In what is admittedly an “anti-child” society, where children are, in general, not welcome, it is consoling and inspiring to meet young husbands and wives who really Want babies.  Of course there are slight differences in the reasons why the babies are wanted.  Some just “want” a baby.  That is why they got married and their disappointment is evident in their faces and voices when they talk about it.  Others have a boy and would like a girl also; or they have a girl and feel that she needs a brother.

Some young wives feel that their “other instinct” is frustrated by the absence of a baby in their married life and love.  All these reasons are, in my opinion, perfectly valid and laudable and in every case I felt that a child would be fortunate to receive the love and care which would be his or her lot in almost any of these homes.

Hundreds in waiting

But the sad fact is that these couples may have to wait for at least three and probably five years before they can get a baby to adopt, if ever.  Why?  I spoke to the Catholic Children’s Aid and was told that there are literally hundreds of young couples on the waiting list for very few babies.

I asked why it is that, in spite of sexual promiscuity and the high number of single pregnant girls, babies are in such short supply.  The answer was that the shortage of babies cannot be assigned to any single cause.  There are at least three obvious reasons.  One is that with the increase of aid to single mothers and the fact that having a baby outside of marriage is more accepted than of yore, more unwed mothers are keeping their children.  The second is that with an increase in day-care facilities, women can now go out to work and leave their babies at the center.  The third is abortion.
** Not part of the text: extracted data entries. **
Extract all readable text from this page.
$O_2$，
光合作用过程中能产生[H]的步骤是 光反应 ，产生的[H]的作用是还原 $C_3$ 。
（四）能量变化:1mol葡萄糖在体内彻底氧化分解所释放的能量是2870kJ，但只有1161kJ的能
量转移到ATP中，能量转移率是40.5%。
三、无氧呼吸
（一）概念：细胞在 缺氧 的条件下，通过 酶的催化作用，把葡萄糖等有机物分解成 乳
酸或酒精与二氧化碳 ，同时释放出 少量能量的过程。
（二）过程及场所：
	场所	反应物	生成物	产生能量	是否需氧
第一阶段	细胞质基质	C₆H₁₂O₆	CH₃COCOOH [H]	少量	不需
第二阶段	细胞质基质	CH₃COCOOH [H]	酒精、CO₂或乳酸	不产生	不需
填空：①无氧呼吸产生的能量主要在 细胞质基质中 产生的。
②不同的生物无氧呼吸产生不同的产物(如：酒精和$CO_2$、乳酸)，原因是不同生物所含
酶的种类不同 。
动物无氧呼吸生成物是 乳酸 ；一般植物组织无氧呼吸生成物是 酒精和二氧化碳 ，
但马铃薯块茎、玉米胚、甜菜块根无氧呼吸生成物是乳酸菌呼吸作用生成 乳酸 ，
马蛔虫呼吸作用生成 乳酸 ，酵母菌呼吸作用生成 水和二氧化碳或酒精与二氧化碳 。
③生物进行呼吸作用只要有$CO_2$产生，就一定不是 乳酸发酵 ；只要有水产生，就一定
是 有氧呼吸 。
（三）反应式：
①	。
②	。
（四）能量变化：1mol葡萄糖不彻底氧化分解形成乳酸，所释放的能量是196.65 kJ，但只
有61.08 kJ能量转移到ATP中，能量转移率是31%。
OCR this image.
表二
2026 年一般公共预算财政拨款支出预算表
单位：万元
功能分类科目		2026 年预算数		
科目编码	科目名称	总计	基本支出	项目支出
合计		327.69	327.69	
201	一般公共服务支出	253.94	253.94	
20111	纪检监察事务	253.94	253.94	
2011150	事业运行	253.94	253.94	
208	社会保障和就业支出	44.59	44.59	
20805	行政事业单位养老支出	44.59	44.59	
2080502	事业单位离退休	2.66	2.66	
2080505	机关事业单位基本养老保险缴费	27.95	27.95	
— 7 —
If you take the abortion statistics for Canada, reported at 60,000 abortions per annum (we know that in actual fact it is at least 100,000!) that means that in ten years 600,000 babies are done to death in their mothers’ wombs.  It also means that thousands of homes will be without a child, although a child would be “wanted” and loved if he or she had been allowed to live.

A tragedy or a statistic?

I believe it was Joseph Stalin who said “When one person is murdered it is a tragedy. When one millions people are murdered it is a statistic!”  We have got used to the fact that 60,000 babies are killed each year by the abortionist doctors.  But we will be shocked at the news that one child was “murdered.”  I think one reason is that our minds can grasp the tragedy of one or a few deaths, but they cannot cope with thousands – they cease to be persons and become a mass.  One shooting star will galvanize us.  Billions, which appear to remain stationary, fail to stir our interest.

As far as I can determine, most pro-life people are against abortion because, it is the deliberate killing of an innocent human being.  That is, of course, the basis of the entire pro-life movement.  But, from a purely pragmatic point of view, abortion can be seen as doing serious damage to society.

This is made very clear in an article in the March Interim, written by Winifred Prentice, under the heading “A Sad Story of Missing Children.”  I shall concentrate on only one of a number of aspects – the effect of abortion on schools and consequently, on teachers right across Canada.

Affecting the economy

Dealing only with accepted government statistics and taking 40 children as the average per classroom, Winifred comes up with some startling conclusions.  She calculates that from 1971 to 1981 there were 14,117 classrooms than there would have been if these children had been allowed to live.  This means 14,117 less teachers employed than there might have been.  But others besides teachers are affected by abortion.

Fewer children means less employment for nurses, secretaries, maintenance workers, bus drivers, school board officials, etc.  And fewer children in this generation must mean even fewer in the next generation – fewer schools with all the consequences which must follow.  We are trying to “have our cake and eat it too,” and that procedure has always been doomed to failure.

Why can’t the government, the churches, the education boards wake-up to the obvious fact, that by allowing abortion to continue – and increase – we are destroying ourselves!  The wholesale acceptance of the murdering of babies cannot but weaken the age-old concept of the glory of motherhood; the “easy way out” of abortion as a contraceptive device degrades women and they become more and more the accommodating instruments of the lusts of men; with fewer people to feed, clothe, teach, and entertain, the economy of the country cannot but be deleteriously affected.  “Whom the gods would destroy, they first make mad!”